Cada ovo é inoculado com uma cepa atenuada do vírus da febre amarela e rende até 200 doses. Com todos os insumos à disposição, a vacina leva ao menos 60 dias para ficar pronta. As etapas finais envolvem grandes maquinários, que precisam de limpeza e desinfecção cuidadosos.
“Por requerer alto investimento em instalações, equipamentos, procedimentos, recursos humanos altamente qualificados, o custo de produção é alto, e o preço é um dos mais baixos entre as vacinas existentes”, diz Homma.
Já o mercado está centrado na África e América do Sul. Nos países desenvolvidos a vacina é usada só por quem vai viajar para áreas afetadas. Portanto, “o retorno financeiro é baixo e o risco é alto”, define o assessor.
“Vivemos um problema de produção também de BCG [contra a tuberculose], que pouco interessa a outros investidores de fora”, diz Isabela Ballalai, da Sociedade Brasileira de Imunizações. Também nessa imunização o Brasil é autossuficiente. “Estamos muito bem [na produção de vacinas] quando comparados a outros países não ricos.”

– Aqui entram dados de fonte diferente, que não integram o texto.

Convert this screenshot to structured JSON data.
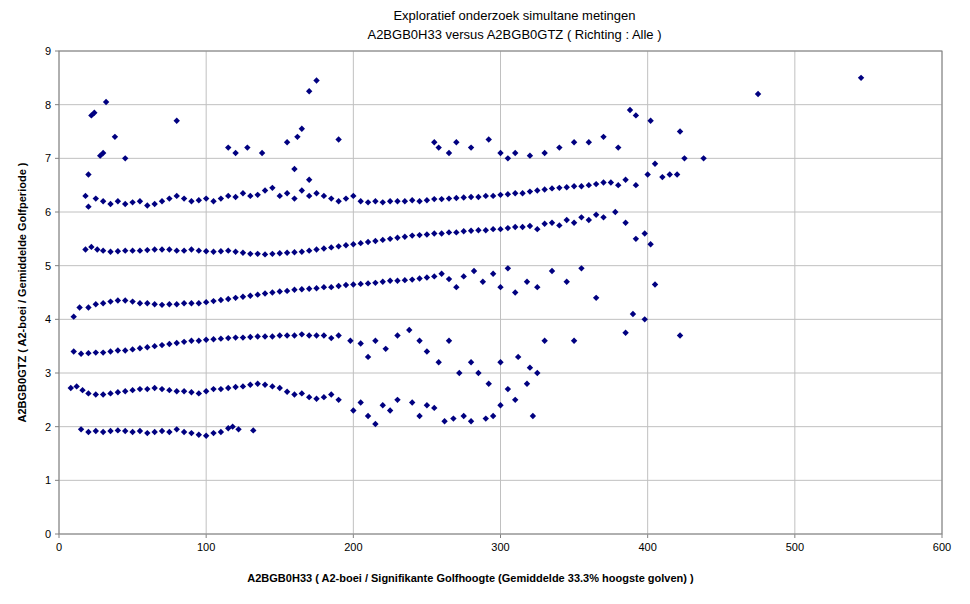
{
  "chart_data": {
    "type": "scatter",
    "title": "Exploratief onderzoek simultane metingen",
    "subtitle": "A2BGB0H33 versus A2BGB0GTZ ( Richting : Alle )",
    "x_label": "A2BGB0H33 ( A2-boei / Signifikante Golfhoogte (Gemiddelde 33.3% hoogste golven) )",
    "y_label": "A2BGB0GTZ ( A2-boei / Gemiddelde Golfperiode )",
    "color": "#000080",
    "marker": "diamond",
    "grid": true,
    "xlim": [
      0,
      600
    ],
    "xticks": [
      0,
      100,
      200,
      300,
      400,
      500,
      600
    ],
    "ylim": [
      0,
      9
    ],
    "yticks": [
      0,
      1,
      2,
      3,
      4,
      5,
      6,
      7,
      8,
      9
    ],
    "x": [
      15,
      20,
      25,
      30,
      35,
      40,
      45,
      50,
      55,
      60,
      65,
      70,
      75,
      80,
      85,
      90,
      95,
      100,
      105,
      110,
      115,
      118,
      122,
      132,
      8,
      12,
      16,
      20,
      25,
      30,
      35,
      40,
      45,
      50,
      55,
      60,
      65,
      70,
      75,
      80,
      85,
      90,
      95,
      100,
      105,
      110,
      115,
      120,
      125,
      130,
      135,
      140,
      145,
      150,
      155,
      160,
      165,
      170,
      175,
      180,
      185,
      190,
      200,
      205,
      210,
      215,
      220,
      225,
      230,
      240,
      245,
      250,
      255,
      262,
      268,
      275,
      280,
      290,
      295,
      300,
      310,
      318,
      322,
      325,
      10,
      15,
      20,
      25,
      30,
      35,
      40,
      45,
      50,
      55,
      60,
      65,
      70,
      75,
      80,
      85,
      90,
      95,
      100,
      105,
      110,
      115,
      120,
      125,
      130,
      135,
      140,
      145,
      150,
      155,
      160,
      165,
      170,
      175,
      180,
      185,
      190,
      198,
      205,
      210,
      215,
      222,
      230,
      238,
      245,
      250,
      258,
      265,
      272,
      280,
      285,
      292,
      300,
      305,
      312,
      320,
      330,
      350,
      10,
      14,
      20,
      25,
      30,
      35,
      40,
      45,
      50,
      55,
      60,
      65,
      70,
      75,
      80,
      85,
      90,
      95,
      100,
      105,
      110,
      115,
      120,
      125,
      130,
      135,
      140,
      145,
      150,
      155,
      160,
      165,
      170,
      175,
      180,
      185,
      190,
      195,
      200,
      205,
      210,
      215,
      220,
      225,
      230,
      235,
      240,
      245,
      250,
      255,
      260,
      265,
      270,
      275,
      282,
      288,
      295,
      300,
      305,
      310,
      318,
      325,
      335,
      345,
      355,
      365,
      385,
      390,
      398,
      405,
      422,
      18,
      22,
      26,
      30,
      35,
      40,
      45,
      50,
      55,
      60,
      65,
      70,
      75,
      80,
      85,
      90,
      95,
      100,
      105,
      110,
      115,
      120,
      125,
      130,
      135,
      140,
      145,
      150,
      155,
      160,
      165,
      170,
      175,
      180,
      185,
      190,
      195,
      200,
      205,
      210,
      215,
      220,
      225,
      230,
      235,
      240,
      245,
      250,
      255,
      260,
      265,
      270,
      275,
      280,
      285,
      290,
      295,
      300,
      305,
      310,
      315,
      320,
      325,
      330,
      335,
      340,
      345,
      350,
      355,
      360,
      365,
      370,
      378,
      385,
      392,
      398,
      402,
      18,
      20,
      25,
      30,
      35,
      40,
      45,
      50,
      55,
      60,
      65,
      70,
      75,
      80,
      85,
      90,
      95,
      100,
      105,
      110,
      115,
      120,
      125,
      130,
      135,
      140,
      145,
      150,
      155,
      160,
      165,
      170,
      175,
      180,
      185,
      190,
      195,
      200,
      205,
      210,
      215,
      220,
      225,
      230,
      235,
      240,
      245,
      250,
      255,
      260,
      265,
      270,
      275,
      280,
      285,
      290,
      295,
      300,
      305,
      310,
      315,
      320,
      325,
      330,
      335,
      340,
      345,
      350,
      355,
      360,
      365,
      370,
      375,
      380,
      385,
      392,
      400,
      410,
      415,
      420,
      20,
      22,
      24,
      28,
      30,
      32,
      38,
      45,
      80,
      115,
      120,
      128,
      138,
      155,
      160,
      162,
      165,
      170,
      170,
      175,
      190,
      255,
      258,
      265,
      270,
      280,
      292,
      300,
      305,
      310,
      320,
      330,
      340,
      350,
      360,
      370,
      380,
      388,
      392,
      402,
      405,
      422,
      425,
      438,
      475,
      545
    ],
    "values": [
      1.95,
      1.9,
      1.92,
      1.9,
      1.92,
      1.93,
      1.92,
      1.9,
      1.92,
      1.88,
      1.9,
      1.92,
      1.9,
      1.95,
      1.9,
      1.88,
      1.85,
      1.83,
      1.88,
      1.9,
      1.97,
      2.0,
      1.95,
      1.93,
      2.72,
      2.75,
      2.68,
      2.62,
      2.6,
      2.6,
      2.62,
      2.64,
      2.66,
      2.68,
      2.7,
      2.7,
      2.72,
      2.7,
      2.68,
      2.66,
      2.66,
      2.64,
      2.62,
      2.66,
      2.7,
      2.7,
      2.72,
      2.74,
      2.75,
      2.78,
      2.8,
      2.78,
      2.75,
      2.72,
      2.65,
      2.6,
      2.62,
      2.55,
      2.52,
      2.55,
      2.6,
      2.5,
      2.3,
      2.45,
      2.2,
      2.05,
      2.4,
      2.3,
      2.5,
      2.45,
      2.2,
      2.4,
      2.35,
      2.1,
      2.15,
      2.2,
      2.1,
      2.15,
      2.2,
      2.4,
      2.5,
      2.8,
      2.2,
      3.0,
      3.4,
      3.36,
      3.37,
      3.38,
      3.38,
      3.4,
      3.42,
      3.42,
      3.44,
      3.46,
      3.48,
      3.5,
      3.52,
      3.54,
      3.56,
      3.58,
      3.6,
      3.6,
      3.62,
      3.63,
      3.64,
      3.65,
      3.66,
      3.66,
      3.67,
      3.68,
      3.68,
      3.68,
      3.7,
      3.7,
      3.7,
      3.72,
      3.7,
      3.7,
      3.7,
      3.65,
      3.7,
      3.6,
      3.55,
      3.3,
      3.6,
      3.45,
      3.7,
      3.8,
      3.6,
      3.4,
      3.2,
      3.6,
      3.0,
      3.2,
      3.0,
      2.8,
      3.2,
      2.7,
      3.3,
      3.1,
      3.6,
      3.6,
      4.05,
      4.22,
      4.22,
      4.28,
      4.3,
      4.33,
      4.35,
      4.35,
      4.33,
      4.3,
      4.3,
      4.28,
      4.27,
      4.28,
      4.28,
      4.3,
      4.3,
      4.3,
      4.32,
      4.34,
      4.36,
      4.38,
      4.4,
      4.42,
      4.44,
      4.46,
      4.48,
      4.5,
      4.52,
      4.53,
      4.55,
      4.56,
      4.57,
      4.58,
      4.6,
      4.6,
      4.62,
      4.64,
      4.65,
      4.66,
      4.67,
      4.68,
      4.7,
      4.72,
      4.72,
      4.73,
      4.74,
      4.76,
      4.78,
      4.8,
      4.85,
      4.75,
      4.6,
      4.8,
      4.9,
      4.7,
      4.85,
      4.6,
      4.95,
      4.5,
      4.7,
      4.6,
      4.9,
      4.7,
      4.95,
      4.4,
      3.75,
      4.1,
      4.0,
      4.65,
      3.7,
      5.3,
      5.35,
      5.3,
      5.28,
      5.26,
      5.27,
      5.28,
      5.28,
      5.28,
      5.29,
      5.3,
      5.3,
      5.3,
      5.28,
      5.28,
      5.3,
      5.28,
      5.27,
      5.26,
      5.27,
      5.28,
      5.26,
      5.24,
      5.22,
      5.22,
      5.21,
      5.22,
      5.23,
      5.24,
      5.25,
      5.26,
      5.28,
      5.3,
      5.32,
      5.34,
      5.36,
      5.38,
      5.4,
      5.42,
      5.44,
      5.46,
      5.48,
      5.5,
      5.52,
      5.54,
      5.56,
      5.57,
      5.58,
      5.6,
      5.6,
      5.62,
      5.62,
      5.64,
      5.65,
      5.66,
      5.66,
      5.68,
      5.68,
      5.7,
      5.72,
      5.72,
      5.74,
      5.68,
      5.78,
      5.8,
      5.75,
      5.85,
      5.8,
      5.9,
      5.85,
      5.95,
      5.9,
      6.0,
      5.8,
      5.5,
      5.6,
      5.4,
      6.3,
      6.1,
      6.25,
      6.2,
      6.15,
      6.2,
      6.15,
      6.18,
      6.2,
      6.12,
      6.15,
      6.2,
      6.25,
      6.3,
      6.25,
      6.2,
      6.22,
      6.25,
      6.2,
      6.25,
      6.3,
      6.28,
      6.35,
      6.3,
      6.32,
      6.4,
      6.45,
      6.3,
      6.35,
      6.25,
      6.4,
      6.3,
      6.35,
      6.3,
      6.25,
      6.2,
      6.25,
      6.3,
      6.2,
      6.18,
      6.2,
      6.18,
      6.2,
      6.2,
      6.2,
      6.22,
      6.2,
      6.22,
      6.24,
      6.24,
      6.25,
      6.26,
      6.27,
      6.28,
      6.28,
      6.3,
      6.3,
      6.32,
      6.33,
      6.35,
      6.35,
      6.38,
      6.4,
      6.42,
      6.44,
      6.45,
      6.46,
      6.48,
      6.48,
      6.5,
      6.52,
      6.55,
      6.55,
      6.5,
      6.6,
      6.5,
      6.7,
      6.65,
      6.7,
      6.7,
      6.7,
      7.8,
      7.85,
      7.05,
      7.1,
      8.05,
      7.4,
      7.0,
      7.7,
      7.2,
      7.1,
      7.2,
      7.1,
      7.3,
      6.8,
      7.4,
      7.55,
      8.25,
      6.6,
      8.45,
      7.35,
      7.3,
      7.2,
      7.1,
      7.3,
      7.2,
      7.35,
      7.1,
      7.0,
      7.1,
      7.05,
      7.1,
      7.2,
      7.3,
      7.3,
      7.4,
      7.2,
      7.9,
      7.8,
      7.7,
      6.9,
      7.5,
      7.0,
      7.0,
      8.2,
      8.5
    ]
  }
}
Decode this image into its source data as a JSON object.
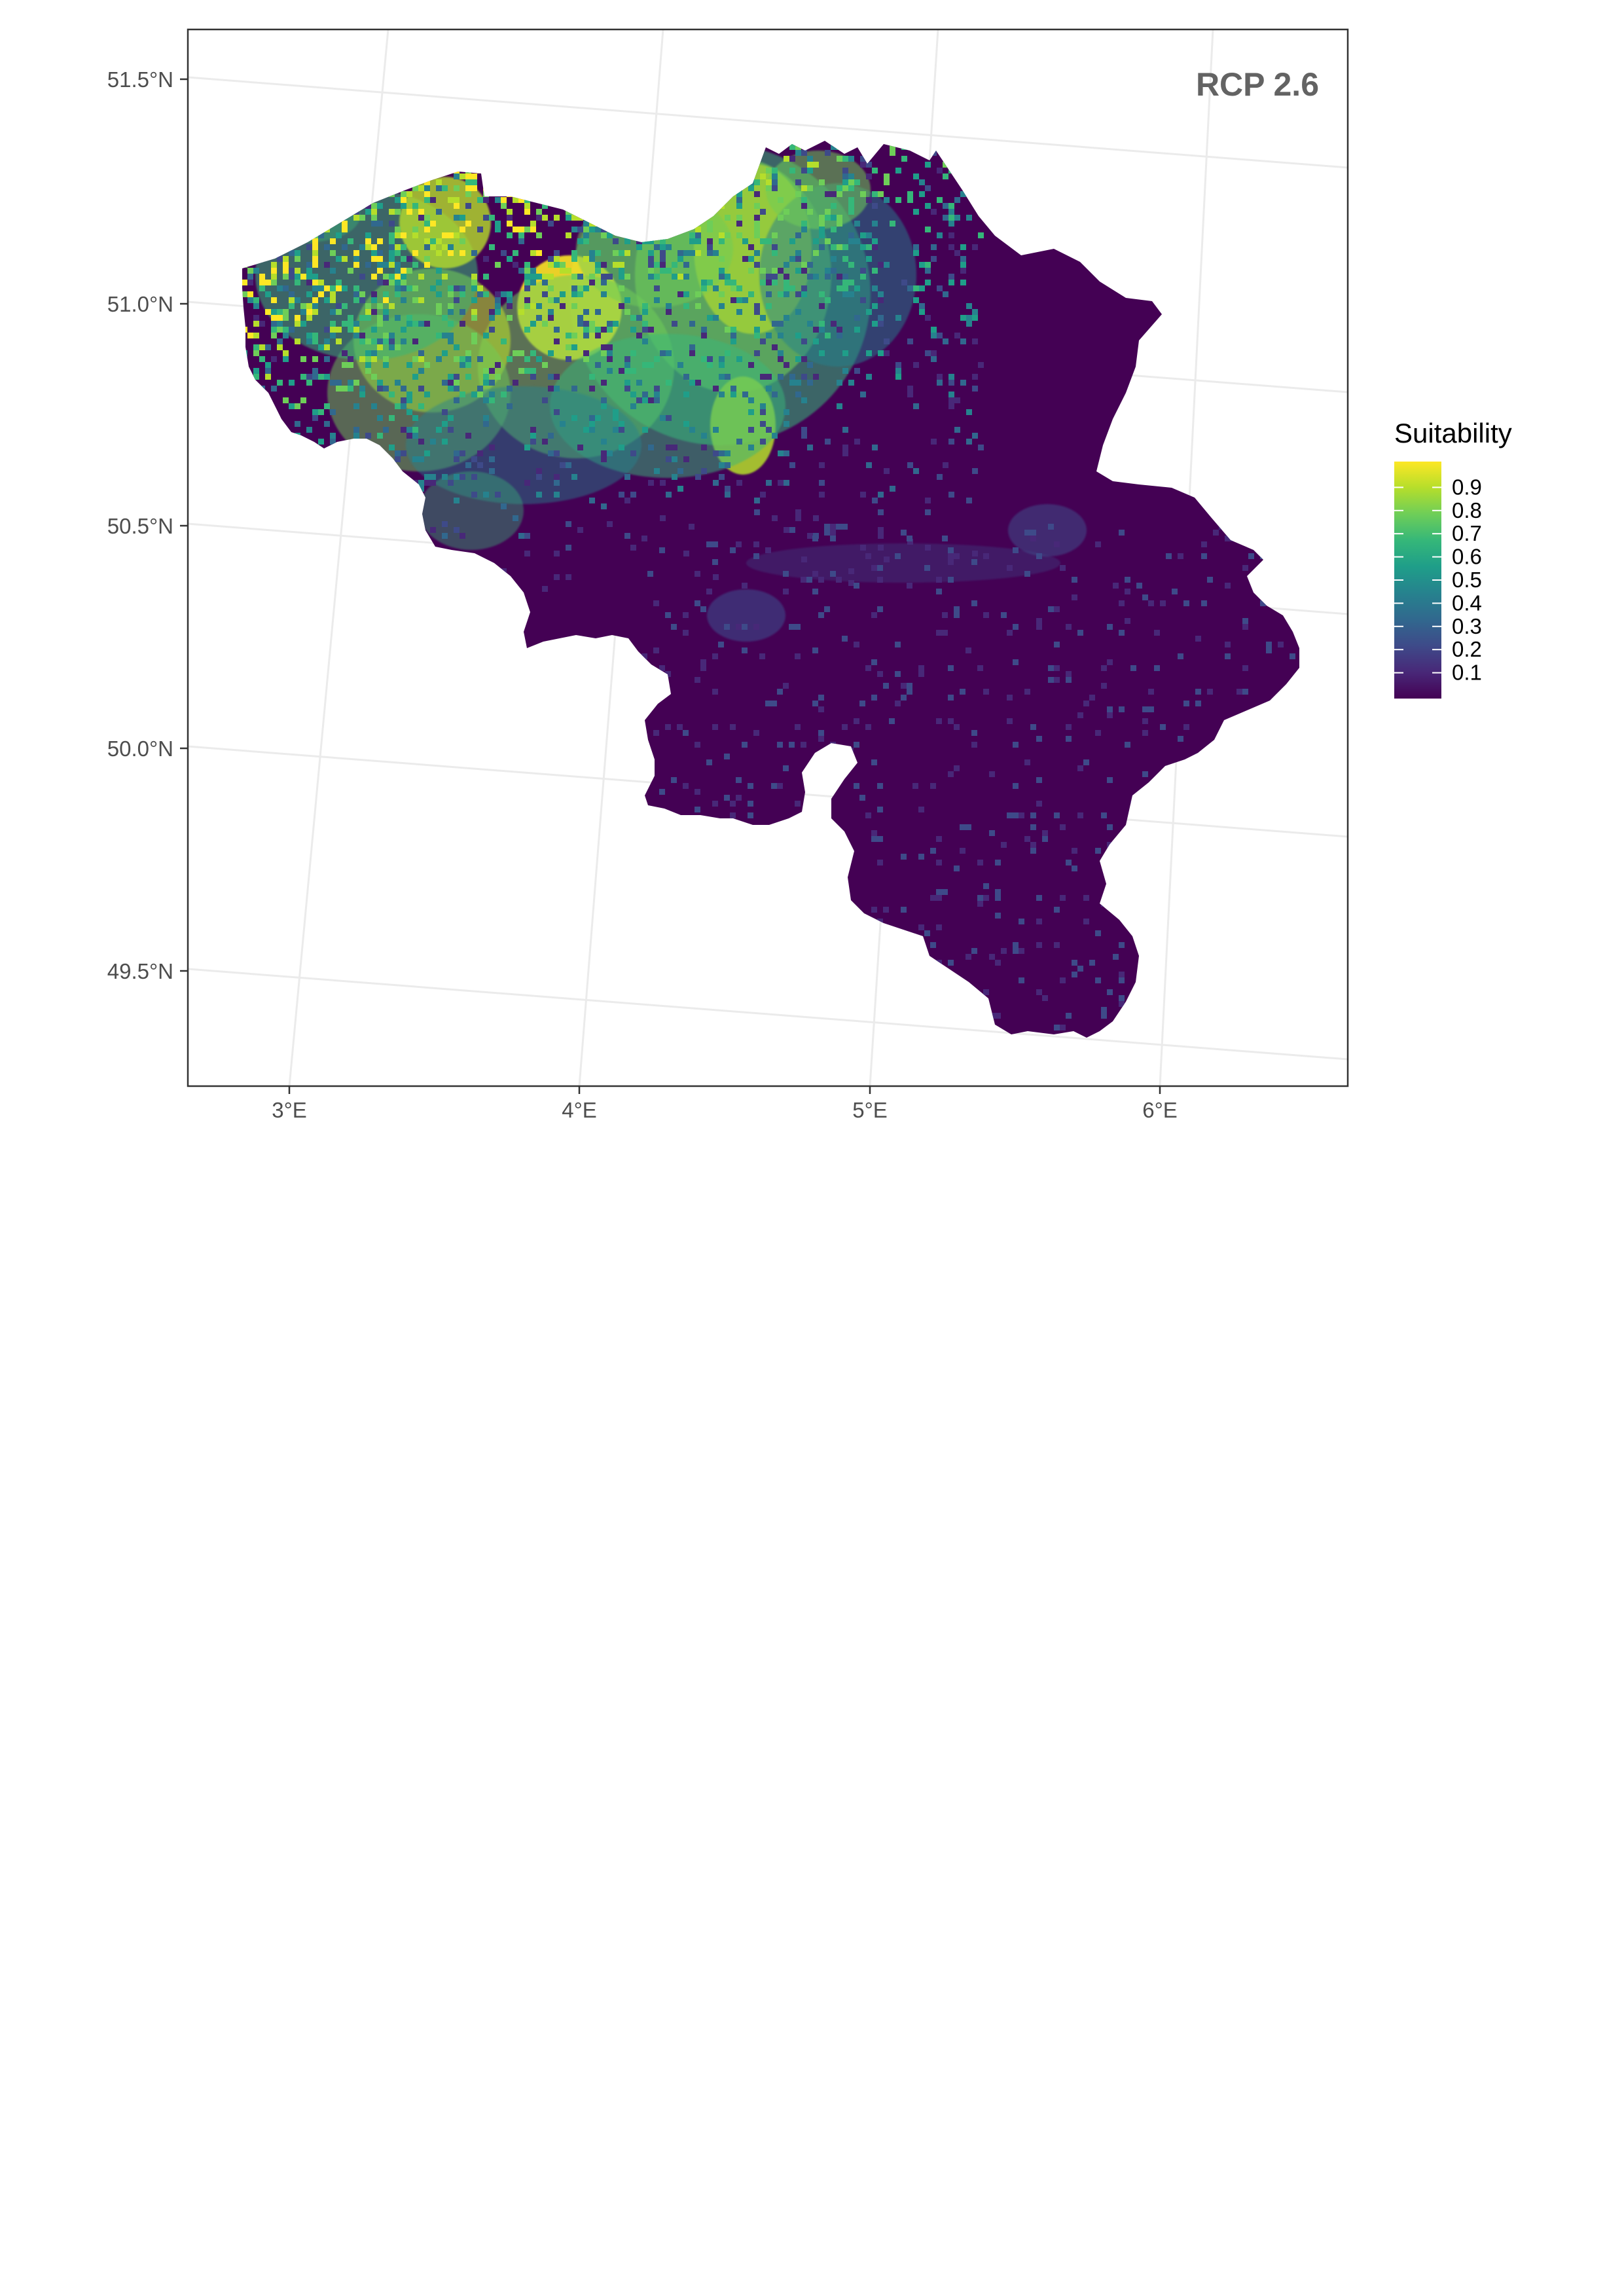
{
  "panel_label": "RCP 2.6",
  "legend": {
    "title": "Suitability",
    "breaks": [
      "0.9",
      "0.8",
      "0.7",
      "0.6",
      "0.5",
      "0.4",
      "0.3",
      "0.2",
      "0.1"
    ],
    "colors": [
      "#440154",
      "#482878",
      "#3e4a89",
      "#31688e",
      "#26828e",
      "#1f9e89",
      "#35b779",
      "#6ece58",
      "#b5de2b",
      "#fde725"
    ]
  },
  "axes": {
    "lat_labels": [
      "51.5°N",
      "51.0°N",
      "50.5°N",
      "50.0°N",
      "49.5°N"
    ],
    "lon_labels": [
      "3°E",
      "4°E",
      "5°E",
      "6°E"
    ]
  },
  "colors": {
    "low": "#440154",
    "high": "#fde725",
    "grid": "#ebebeb",
    "frame": "#333333"
  },
  "chart_data": {
    "type": "heatmap",
    "title": "",
    "scale": {
      "name": "Suitability",
      "min": 0.0,
      "max": 1.0,
      "palette": "viridis"
    },
    "xlim": [
      2.65,
      6.65
    ],
    "ylim": [
      49.25,
      51.62
    ],
    "description_values": {
      "high_suitability_regions": [
        {
          "lon": 3.95,
          "lat": 51.05,
          "value": 0.95
        },
        {
          "lon": 4.45,
          "lat": 50.85,
          "value": 0.85
        },
        {
          "lon": 4.4,
          "lat": 51.2,
          "value": 0.9
        },
        {
          "lon": 3.2,
          "lat": 51.2,
          "value": 0.85
        },
        {
          "lon": 3.5,
          "lat": 50.85,
          "value": 0.8
        }
      ],
      "low_suitability_regions": [
        {
          "lon": 5.5,
          "lat": 50.2,
          "value": 0.05
        },
        {
          "lon": 5.8,
          "lat": 49.8,
          "value": 0.03
        },
        {
          "lon": 4.8,
          "lat": 50.1,
          "value": 0.07
        }
      ]
    }
  }
}
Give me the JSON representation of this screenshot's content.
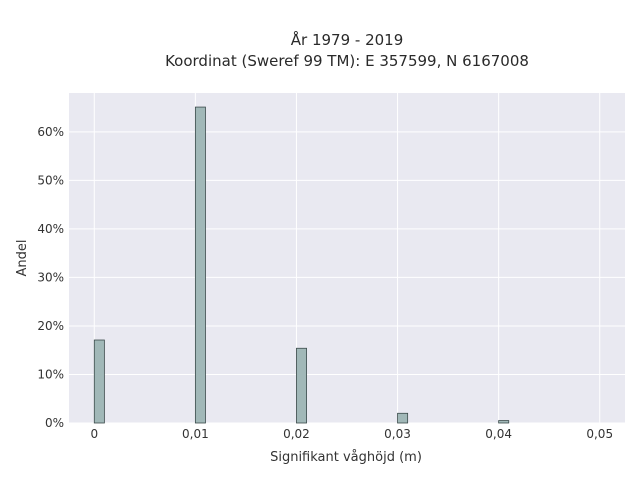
{
  "chart_data": {
    "type": "bar",
    "title_lines": [
      "År 1979 - 2019",
      "Koordinat (Sweref 99 TM): E 357599, N 6167008"
    ],
    "xlabel": "Signifikant våghöjd (m)",
    "ylabel": "Andel",
    "x": [
      0,
      0.01,
      0.02,
      0.03,
      0.04
    ],
    "values": [
      17.1,
      65.1,
      15.4,
      2.0,
      0.5
    ],
    "bar_width": 0.001,
    "xlim": [
      -0.0025,
      0.0525
    ],
    "ylim": [
      0,
      68
    ],
    "x_ticks": [
      0,
      0.01,
      0.02,
      0.03,
      0.04,
      0.05
    ],
    "x_tick_labels": [
      "0",
      "0,01",
      "0,02",
      "0,03",
      "0,04",
      "0,05"
    ],
    "y_ticks": [
      0,
      10,
      20,
      30,
      40,
      50,
      60
    ],
    "y_tick_labels": [
      "0%",
      "10%",
      "20%",
      "30%",
      "40%",
      "50%",
      "60%"
    ],
    "grid": true,
    "colors": {
      "plot_bg": "#e9e9f1",
      "bar_fill": "#a1b8b8",
      "bar_stroke": "#3a4a4a",
      "grid": "#ffffff"
    }
  }
}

Diretor do Instituto Evandro Chagas e especialista em febre amarela, Pedro Vasconcelos defende que se estude novas tecnologias para produzir a vacina da febre amarela. “Chegou a hora de pensar em uma nova abordagem tão ou mais segura que possa ampliar a nossa produção no mesmo espaço”, diz.Atualmente, Bio-Manguinhos pesquisa a produção de doses com o vírus inativado ou feitas a partir de folhas de tabaco, em vez de ovos. Os estudos, porém, ainda estão em estágio inicial. Com informações da Folhapress.